The most successfully conveyed character in the film is Joe, a recovering heroin addict, played by K. Todd Freeman, whose predicament is depicted in painful detail. As played out in the film, we buy Joe’s sadly believable narrative, as Freeman imbues the man with an angry snarl, lashing out at an indifferent and seemingly uncaring world. He’s the lone character in a sea of caricatures, who speaks like a real person struggling with his new-found sobriety. Yet, a subplot involving Joe’s brother (Williams) and a broken promise feels as rushed as any plot development in the film. Why not sit with that moment for a beat? It’s as if Nelson has no time for this heartfelt scene, as he already has another tear-jerker on deck in the next.

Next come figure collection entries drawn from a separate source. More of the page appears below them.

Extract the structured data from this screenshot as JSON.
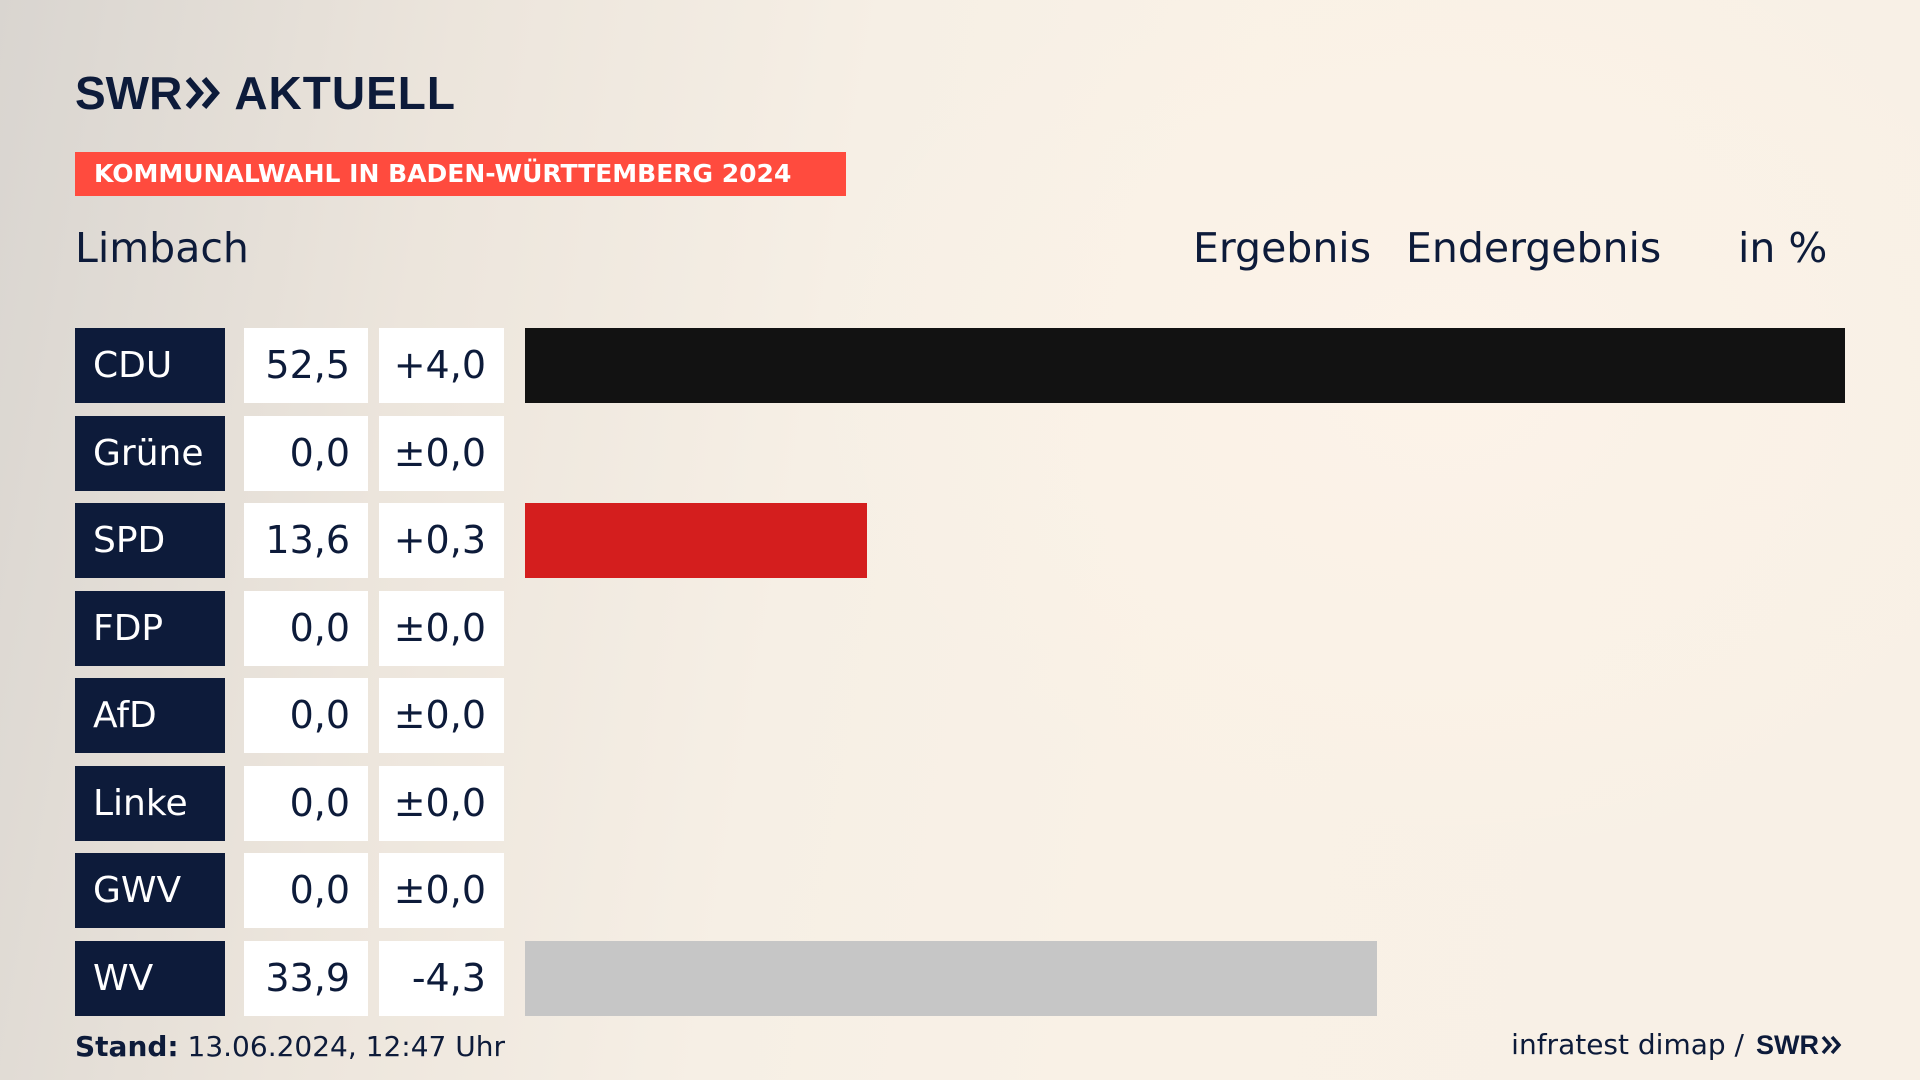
{
  "brand": {
    "logo_swr": "SWR",
    "logo_aktuell": "AKTUELL",
    "logo_icon": "double-chevron-icon",
    "text_color": "#0d1b3a"
  },
  "banner": {
    "text": "KOMMUNALWAHL IN BADEN-WÜRTTEMBERG 2024",
    "color": "#ff4b3e"
  },
  "header": {
    "region": "Limbach",
    "col_result": "Ergebnis",
    "col_status": "Endergebnis",
    "col_unit": "in %"
  },
  "chart_data": {
    "type": "bar",
    "orientation": "horizontal",
    "unit": "%",
    "categories": [
      "CDU",
      "Grüne",
      "SPD",
      "FDP",
      "AfD",
      "Linke",
      "GWV",
      "WV"
    ],
    "values": [
      52.5,
      0.0,
      13.6,
      0.0,
      0.0,
      0.0,
      0.0,
      33.9
    ],
    "value_labels": [
      "52,5",
      "0,0",
      "13,6",
      "0,0",
      "0,0",
      "0,0",
      "0,0",
      "33,9"
    ],
    "change_labels": [
      "+4,0",
      "±0,0",
      "+0,3",
      "±0,0",
      "±0,0",
      "±0,0",
      "±0,0",
      "-4,3"
    ],
    "changes": [
      4.0,
      0.0,
      0.3,
      0.0,
      0.0,
      0.0,
      0.0,
      -4.3
    ],
    "colors": [
      "#121212",
      "#3a8a2e",
      "#d41e1e",
      "#ffd500",
      "#1e7fc7",
      "#c2185b",
      "#6d6d6d",
      "#c6c6c6"
    ],
    "xlim": [
      0,
      52.5
    ]
  },
  "footer": {
    "stand_label": "Stand:",
    "stand_value": "13.06.2024, 12:47 Uhr",
    "source": "infratest dimap /",
    "source_brand": "SWR"
  }
}
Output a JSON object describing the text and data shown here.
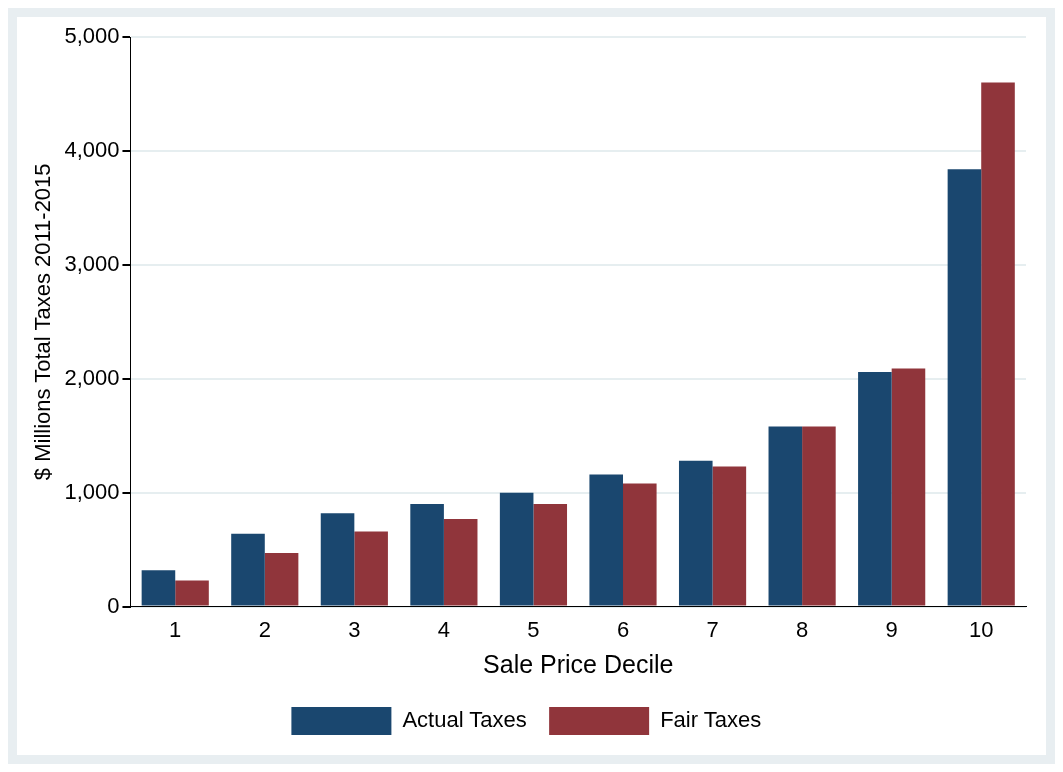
{
  "chart_data": {
    "type": "bar",
    "xlabel": "Sale Price Decile",
    "ylabel": "$ Millions Total Taxes 2011-2015",
    "categories": [
      "1",
      "2",
      "3",
      "4",
      "5",
      "6",
      "7",
      "8",
      "9",
      "10"
    ],
    "series": [
      {
        "name": "Actual Taxes",
        "color": "#1a476f",
        "values": [
          320,
          640,
          820,
          900,
          1000,
          1160,
          1280,
          1580,
          2060,
          3840
        ]
      },
      {
        "name": "Fair Taxes",
        "color": "#90353b",
        "values": [
          230,
          470,
          660,
          770,
          900,
          1080,
          1230,
          1580,
          2090,
          4600
        ]
      }
    ],
    "ylim": [
      0,
      5000
    ],
    "yticks": [
      {
        "value": 0,
        "label": "0"
      },
      {
        "value": 1000,
        "label": "1,000"
      },
      {
        "value": 2000,
        "label": "2,000"
      },
      {
        "value": 3000,
        "label": "3,000"
      },
      {
        "value": 4000,
        "label": "4,000"
      },
      {
        "value": 5000,
        "label": "5,000"
      }
    ],
    "grid": "y",
    "legend": "bottom"
  }
}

The film’s climax, which I will not divulge, is emotionally effective, despite some aforementioned missteps along the road. In the end, the cast elevates their plights to the level of genuine tragedy, even if it’s only momentarily. It’s miraculous that after such a wonky set up, we find ourselves with a steadily crafted climax. These emotions are however fleeting — as the lawnmower engine within the plot roars back into gear, we’re left with a puzzling and uneven tonal mess. Anesthesia is a film with the best and most noble of intentions at heart. Unfortunately, the film observes nothing profound about addiction that cannot be found in worthier sources, and conveys as much in an underwhelming and forgettable fashion.

Anesthesia enters theaters and on demand on Friday, January 8th.